The video game community is, as a whole, brilliant. And I love being a part of it. It’s who I am, it’s what I enjoy and sad as it is to say, I am defined by the video games I have loved over the years. Hey, it’s safer than the alternative and I don’t have a laundry-list of STD’s from moving between hundreds if not thousands of video games the past three decades. But sadly, lately I am beginning to feel… different. Not outcast, because that’d be a stupid word to use. Just… is this what we are now? Ungrateful, spiteful, vengeful souls always spoiling for a fight? Have twenty-odd years of constantly fighting media narratives really changed us to the point where we are nothing more than soldiers in a wider culture war, unable to accept peaceful times to the point where we must always have a cause to rally around and fight for?
I firmly believe Lindsey Lohan is going to lose her case in the end. And hey, it’s her money – let her humiliate herself. We don’t need to do that for her. She’s a big girl, she has the time and money and talent to do that all of her own volition. The best thing most of us can do in these instances is… do nothing. Same with Federation Force – do nothing. Say nothing. If the game is terrible, then we don’t buy it and we hurt Nintendo and that’ll show them not to do it again. Same with MMORPGs – want more of them? Perhaps accept that all have validity and not go all Highlander on every new entrant into the genre.
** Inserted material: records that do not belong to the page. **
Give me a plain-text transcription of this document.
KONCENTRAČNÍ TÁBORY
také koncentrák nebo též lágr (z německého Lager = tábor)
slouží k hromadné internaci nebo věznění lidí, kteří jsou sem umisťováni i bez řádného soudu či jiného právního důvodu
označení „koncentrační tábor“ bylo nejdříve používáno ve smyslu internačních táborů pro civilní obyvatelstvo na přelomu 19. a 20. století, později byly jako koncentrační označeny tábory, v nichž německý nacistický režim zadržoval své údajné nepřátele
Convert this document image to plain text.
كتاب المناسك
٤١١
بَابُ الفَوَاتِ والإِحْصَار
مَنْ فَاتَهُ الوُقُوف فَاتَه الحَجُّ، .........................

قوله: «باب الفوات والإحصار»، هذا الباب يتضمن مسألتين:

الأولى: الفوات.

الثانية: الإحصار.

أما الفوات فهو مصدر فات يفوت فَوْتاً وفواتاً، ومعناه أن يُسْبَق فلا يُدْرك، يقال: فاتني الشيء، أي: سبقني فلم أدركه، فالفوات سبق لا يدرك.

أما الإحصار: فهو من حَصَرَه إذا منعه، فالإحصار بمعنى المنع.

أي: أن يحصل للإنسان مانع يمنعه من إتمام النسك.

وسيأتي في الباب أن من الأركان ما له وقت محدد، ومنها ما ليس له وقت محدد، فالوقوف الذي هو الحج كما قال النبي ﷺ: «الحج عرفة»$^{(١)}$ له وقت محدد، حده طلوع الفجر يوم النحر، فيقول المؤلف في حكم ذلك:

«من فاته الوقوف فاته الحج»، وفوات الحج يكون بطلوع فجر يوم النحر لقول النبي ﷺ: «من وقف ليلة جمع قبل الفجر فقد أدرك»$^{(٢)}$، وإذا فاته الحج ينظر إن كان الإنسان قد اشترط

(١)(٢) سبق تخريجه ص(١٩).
By doing nothing, you let these people make a fool of themselves. By acting the way that we’ve seen in recent weeks, months and years, you take the focus off what really matters and put it squarely on the behaviour of “gamers”. And we all get tarnished by that brush as a result.
The best part of that is doing nothing requires zero energy. Go play a video game when you feel the urge to act like a douche-nozzle on the Internet. Put it in a box and come get me when Dark Souls 3 is released.
I’ll be waiting… muahahahahahahahahaha-*cough* *splutter*. Sorry, it’s been a while since my last evil laugh. I’m seriously out of practice.